I decided to revisit poetry when Hubby bought me a typewriter. It was the first year we were together, when he was still known as Gooey. I told him that I wanted a typewriter for my birthday in passing as a test. That man ran all over hell searching for one. He went so far as to go back to garage sales we had been to without me just to plug them in and see if they worked. My typewriter came in a box with a bunch of funny stuff about how much better for the environment it was than wrapping paper written on it and it came with two new ribbons and a ream of paper. I swore that I would write nothing but poetry on the paper and took it back up.
But I was rusty and I was determined to beat the old poetry into the ground. Most of what I have written has been… lackluster. There are a few good ones. I would think that my best are what I like to refer to as the “death series.” When my father died, I knew that it was something I could only express in fragments. The feelings were just too much to put into prose. In poetry you can say all of the weird things. You can say, “I wanted to take you into me/ Make you stay one more day.” You can say, about another funeral, a particularly shocking one in the community I work in, that the cars looked like ants, carrying their crumb to the graveyard.

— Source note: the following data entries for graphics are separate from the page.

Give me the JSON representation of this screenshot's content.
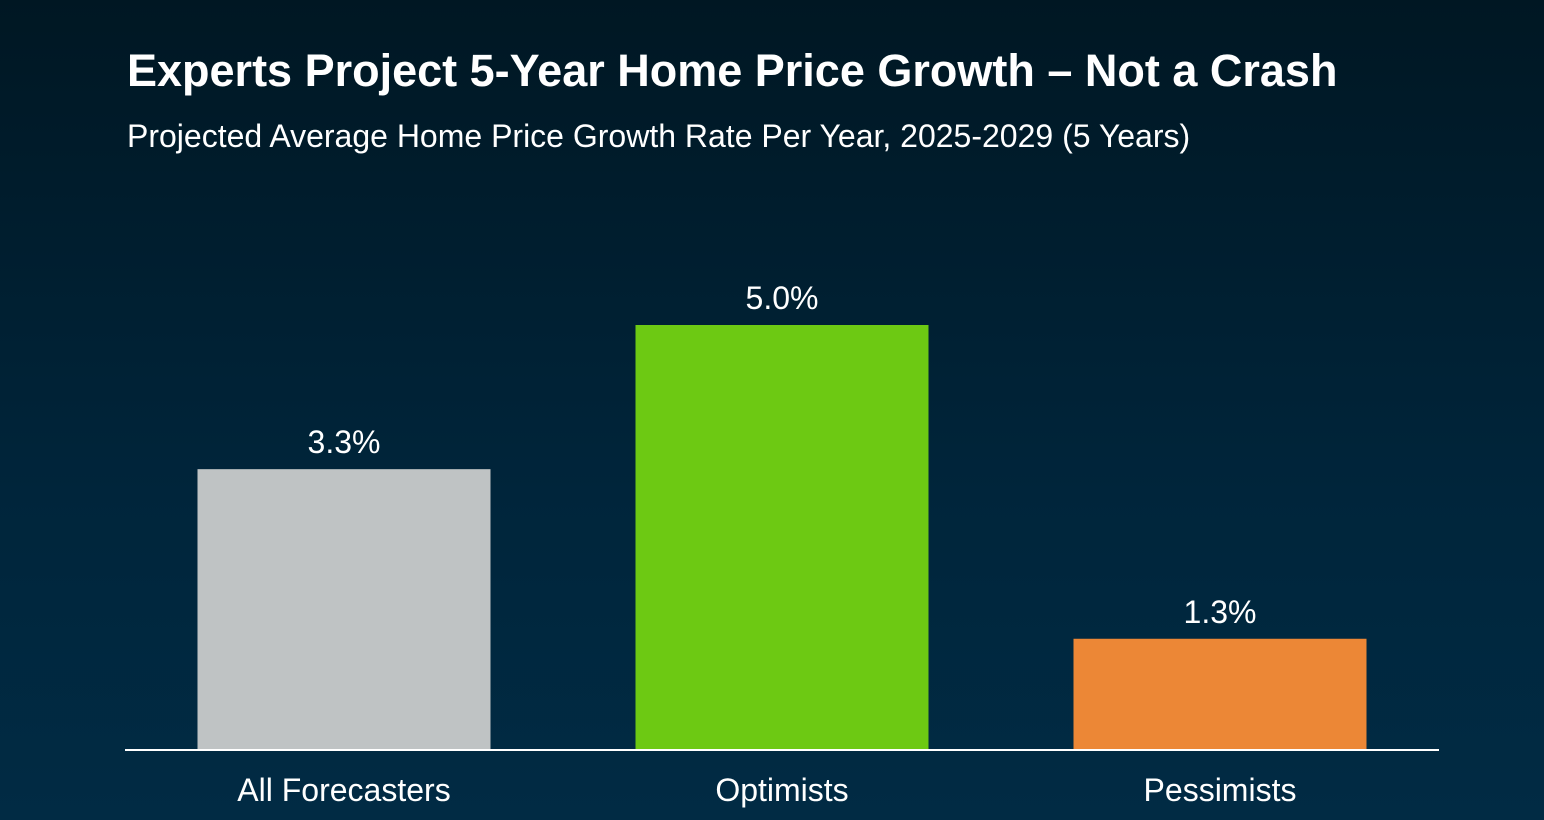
{
  "title": "Experts Project 5-Year Home Price Growth – Not a Crash",
  "subtitle": "Projected Average Home Price Growth Rate Per Year, 2025-2029 (5 Years)",
  "chart_data": {
    "type": "bar",
    "title": "Experts Project 5-Year Home Price Growth – Not a Crash",
    "subtitle": "Projected Average Home Price Growth Rate Per Year, 2025-2029 (5 Years)",
    "categories": [
      "All Forecasters",
      "Optimists",
      "Pessimists"
    ],
    "values": [
      3.3,
      5.0,
      1.3
    ],
    "value_labels": [
      "3.3%",
      "5.0%",
      "1.3%"
    ],
    "colors": [
      "#bfc3c4",
      "#6dc913",
      "#ec8736"
    ],
    "xlabel": "",
    "ylabel": "",
    "ylim": [
      0,
      5.0
    ],
    "grid": false,
    "legend": "none"
  }
}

But now that I am back into it, ever so slightly, I can tell that I am not smart enough to be a poet. Nobody wants to read about a poet putting the top down and getting an iced tea, even if it leads to the biggest regret of her life: that she didn’t make the turn to visit her father two days before his death. Maybe if I were smarter I could pull it off… But, as the blog says, I is who I is. I wish that I could put every moment of that last drive, the last drive of my childhood really, into a poem that meant something.
Isn’t that the essence of a poem, though? Isn’t it about getting down to the bone and marrow of it? Isn’t it about the fields you took a picture of the fields and the turn you forgot to take and the falling down farmhouse where cows walk in and out and the reason that you didn’t go back when you could have? (I was tired and wanted a nap and I was on a staycation and, anyway, I would see him tomorrow.) Isn’t there a poem in there? Why does it have to be, oh, I don’t know, verbose? Can’t it just be me being me and seeing those last days like sand in an hourglass? Isn’t this whole effing paragraph a poem waiting to happen?
What is poetry and what makes it great and what makes it worth our time? That’s the question. It seems simple but the answers are too complicated for me. I am, after all, just a girl taking pictures of a field in September.